Müzisyen, bestekar, kelam muharriri ve uzak kıtalara açılmayı başaran, pek çok prensip imza atan bir Türk… SÖZCÜ HaftaSonu için Murat Evgin’le samimi bir söyleşi gerçekleştirdik…
BIRINCI DEFA BOŞ VAKTİM OLDU
– Pandemiyi nasıl geçirdiniz?
Belirsizliğin verdiği tasayla yaşamaya alışırken öbür yandan da uzun vakittir birinci defa bu kadar kadar boş vaktim oldu. Dört dizinin müzik albümlerini hazırladık; arşivlere daldık, kayıtları temizledik… Hem ‘Öğrenmek ve beynin işlevleri’ hususlarında hem de İspanyolca alanında kurslara başladım. İleriye gitmeyi, kendimi geliştirmeyi seviyorum.
– Bu süreçten ne öğrendiniz?
Hayatta hiçbir şeyi ertelememeyi… Konutta tıkılıp kalmak yerine sokağa çıkmanın, televizyon karşısında saatler harcamak yerine dostlarla buluşup sohbet etmenin, dokunmanın, sarılmanın ne kadar değerli olduğunu hatırladım.
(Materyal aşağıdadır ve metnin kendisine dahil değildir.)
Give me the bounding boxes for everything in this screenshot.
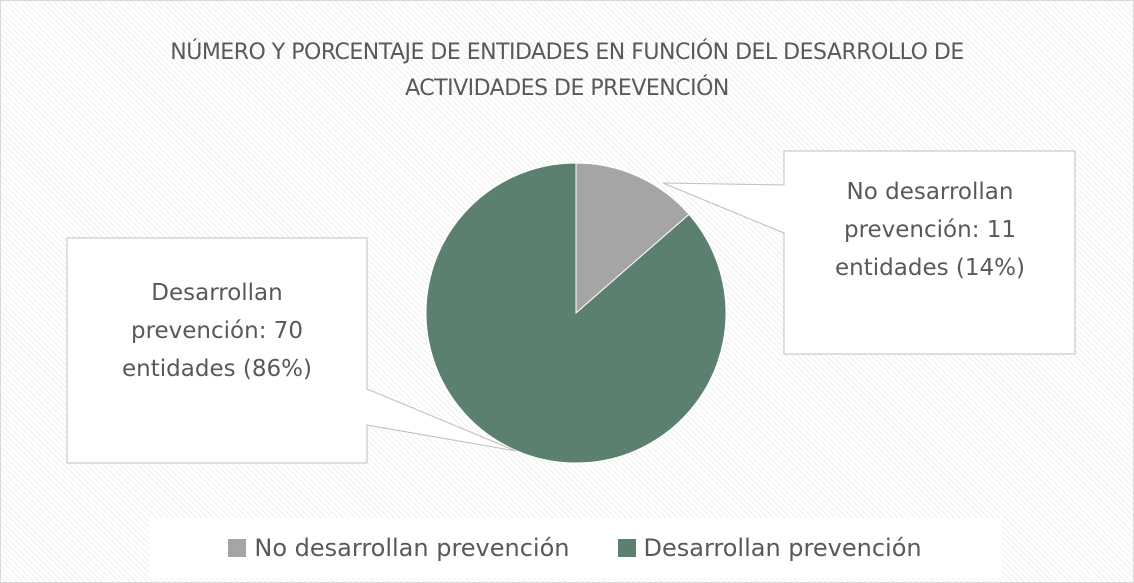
legend-swatch bbox=[228, 539, 247, 557]
legend-swatch bbox=[617, 539, 636, 557]
callout bbox=[66, 237, 517, 464]
legend: No desarrollan prevención Desarrollan pre… bbox=[149, 518, 1001, 578]
data-label: No desarrollan prevención: 11 entidades … bbox=[835, 179, 1025, 281]
data-label: Desarrollan prevención: 70 entidades (86… bbox=[122, 280, 312, 382]
legend-label: Desarrollan prevención bbox=[643, 534, 922, 562]
pie-slice bbox=[425, 162, 727, 464]
chart-title: NÚMERO Y PORCENTAJE DE ENTIDADES EN FUNC… bbox=[170, 40, 964, 101]
pie-slice bbox=[575, 162, 690, 315]
legend-label: No desarrollan prevención bbox=[254, 534, 570, 562]
callout bbox=[662, 150, 1076, 355]
legend-item: Desarrollan prevención bbox=[617, 534, 922, 562]
legend-item: No desarrollan prevención bbox=[228, 534, 570, 562]
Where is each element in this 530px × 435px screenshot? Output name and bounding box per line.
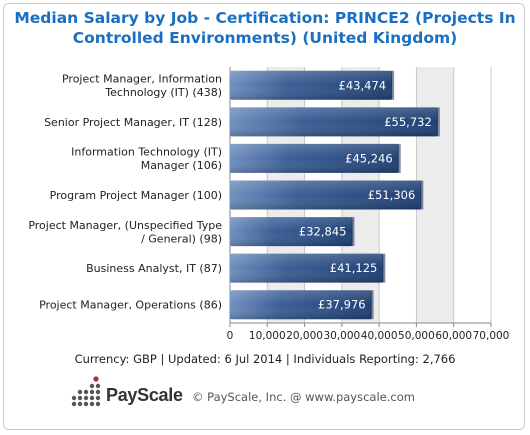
chart-title-line-1: Median Salary by Job - Certification: PR… xyxy=(14,9,516,27)
salary-bar-edge xyxy=(420,180,424,210)
category-label-line: Information Technology (IT) xyxy=(71,146,222,159)
report-summary: Currency: GBP | Updated: 6 Jul 2014 | In… xyxy=(74,352,456,366)
bar-value-label: £37,976 xyxy=(318,298,366,312)
category-label-line: Senior Project Manager, IT (128) xyxy=(44,116,222,129)
x-tick-label: 60,000 xyxy=(435,330,472,342)
bar-group: £43,474 xyxy=(230,70,395,100)
salary-bar-edge xyxy=(397,143,401,173)
bar-value-label: £41,125 xyxy=(330,261,378,275)
x-tick-label: 20,000 xyxy=(286,330,323,342)
bar-value-label: £43,474 xyxy=(339,78,387,92)
bar-value-label: £55,732 xyxy=(384,115,432,129)
bar-value-label: £32,845 xyxy=(299,225,347,239)
x-tick-label: 30,000 xyxy=(323,330,360,342)
brand-name: PayScale xyxy=(106,385,183,405)
category-label-line: Project Manager, Operations (86) xyxy=(39,299,222,312)
salary-bar-shade xyxy=(230,253,384,283)
bar-group: £41,125 xyxy=(230,253,386,283)
x-tick-labels: 0 10,000 20,000 30,000 40,000 50,000 60,000 70,… xyxy=(227,330,510,342)
chart-title-line-2: Controlled Environments) (United Kingdom… xyxy=(72,29,458,47)
copyright-text: © PayScale, Inc. @ www.payscale.com xyxy=(192,390,415,404)
bar-group: £55,732 xyxy=(230,107,440,137)
category-label: Project Manager, Information Technology (… xyxy=(62,73,222,100)
category-label: Business Analyst, IT (87) xyxy=(86,262,222,275)
salary-bar-shade xyxy=(230,217,353,247)
category-label: Senior Project Manager, IT (128) xyxy=(44,116,222,129)
category-label-line: Project Manager, (Unspecified Type xyxy=(28,219,222,232)
salary-bar-edge xyxy=(391,70,395,100)
salary-bar-shade xyxy=(230,70,393,100)
bar-group: £32,845 xyxy=(230,217,355,247)
category-label: Information Technology (IT) Manager (106) xyxy=(71,146,222,173)
bar-value-label: £51,306 xyxy=(368,188,416,202)
category-label-line: Project Manager, Information xyxy=(62,73,222,86)
chart-title: Median Salary by Job - Certification: PR… xyxy=(0,8,530,48)
x-tick-label: 0 xyxy=(227,330,234,342)
bar-group: £45,246 xyxy=(230,143,401,173)
salary-bar-edge xyxy=(370,290,374,320)
brand-bar: PayScale © PayScale, Inc. @ www.payscale… xyxy=(70,376,470,410)
category-label: Program Project Manager (100) xyxy=(50,189,222,202)
category-label: Project Manager, (Unspecified Type / Gene… xyxy=(28,219,222,246)
salary-bar-shade xyxy=(230,107,438,137)
category-label-line: Manager (106) xyxy=(141,159,222,172)
salary-bar-shade xyxy=(230,143,399,173)
bar-group: £51,306 xyxy=(230,180,424,210)
category-label-line: Business Analyst, IT (87) xyxy=(86,262,222,275)
x-tick-label: 70,000 xyxy=(473,330,510,342)
x-tick-label: 50,000 xyxy=(398,330,435,342)
x-tick-label: 10,000 xyxy=(249,330,286,342)
bar-group: £37,976 xyxy=(230,290,374,320)
salary-bar-shade xyxy=(230,180,422,210)
bar-value-label: £45,246 xyxy=(345,151,393,165)
category-label: Project Manager, Operations (86) xyxy=(39,299,222,312)
category-label-line: Program Project Manager (100) xyxy=(50,189,222,202)
salary-bar-edge xyxy=(436,107,440,137)
category-label-line: / General) (98) xyxy=(141,232,222,245)
bars: £43,474 £55,732 £45,246 £51,306 £32,845 £41,1… xyxy=(230,70,440,320)
payscale-logo-icon xyxy=(71,376,101,407)
category-labels: Project Manager, Information Technology (… xyxy=(28,73,222,312)
x-tick-label: 40,000 xyxy=(361,330,398,342)
salary-bar-shade xyxy=(230,290,372,320)
salary-bar-edge xyxy=(351,217,355,247)
salary-bar-edge xyxy=(382,253,386,283)
category-label-line: Technology (IT) (438) xyxy=(104,86,222,99)
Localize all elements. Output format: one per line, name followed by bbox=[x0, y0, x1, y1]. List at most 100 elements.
Her gün oğlumla futbol oynadım. Biz rahat olursak çocuklarımız da atlatabiliyor. Anne-babalara büyük vazife düşüyor.
Murat Evgin oğlu Erem ile vakit birlikte geçirmekten büyük keyif alıyor.
CEDDININ İZİNDE BİR TÜRKÜM
– Üç kıtada tanınmanız dizi müzikleriyle mi başladı?
Müziğini yaptığım her dizi bana yeni kapılar açtı. Birinci dizi müziğim ‘Sahra’ Türki Cumhuriyetlerinde çok ünlenmişti. Daha sonra ‘Arka Sokaklar’, ‘Acemi Cadı’ üzere diziler komşu ülkelerde tanındı. ‘Elif’ dizisi için yaptığım enstrümantal müzikler ve seslendirdiğim Türkçe müziklerim, dizinin gösterildiği 40 ülkede büyük ilgi gördü. Geçen ay yayınladığım ‘Yaralı Kuşlar’ soundtrack albümünde dizinin iki müziğini İspanyolca söyledim, hatta klip de çektim. Kolombiyalı küçük çocuklar Türkçe müzik söyledikleri görüntüler yolluyorlar. Ceddinin müsaadeden giden bir Türk olarak Türkçemizi ve ezgilerimizi uzak bir kıtaya ulaştırmak beni çok memnun ediyor.
MÜZİĞİN KALİTESİ DÜŞÜRÜLDÜ
“Türkiye’de tanınan müziğin kalitesi bu kadar düşürülmüşken yurtdışında sesime, bestelerime, estrümanlarımdan orkestrasyonlarıma kadar bize unutturulan alanlarda iltifatlar almak beni çok memnun ediyor. Yurtdışı röportajlarımda ‘Latin Amerikalı sevenlerimin yorumları ve bildirileri, müziklerimin kelamlarından daha derin’ diyorum. ‘Güzel söylüyorsun’ demek yerine ‘Melekler korosu üzere müzik söylüyorsun’ üzere beğenilen yorumlar yapıyorlar. Bizde biliyorsun gençlere bu kadar hoş şeyler söylenmez. Bizde övmek için yaşlanmanı beklerler (gülüyor).”
POP’UN KRALİÇESİ SEZEN AKSU’DUR
“Sezen Aksu ben üç yaşındayken, beni severken şap diye dudaklarımdan öpmüş ve ben bunu çok ciddiye almışım. 19-20 yaşına kadar önemli derecede platonik bir aşk besledim onun için. 2006 yılında çıkan ‘Bambaşka Bir Şehir’ albümümde, ona yazdığım ‘Seni Uzaktan Sevmeme Müsaade Ver’ isimli müziğe yer verdim. Kendisi benim için ve birçok insan için Türk pop müziğinin gerçek kraliçesidir.”
AİLEMLE GURUR DUYUYORUM
“6 yaşından beri bir birey olmayı, kendi kimliğimle hayatta olmayı prensip edindim. 25 yıldır faal müzik yapıyorum. Birinci albümüm ‘Beni Ellere Verdin’i 1999 yılında yayınladım. Natürel ki Evgin ailesinin bir ferdi olmaktan gurur duyuyorum. Objektif bir kıymetlendirme ile Türk müzik piyasasında yaşadığım birçok engellemeye karşın Evgin soyadını memleketler arası platforma taşıyan kişi olarak değerlendirilmekten memnunluk duyarım.”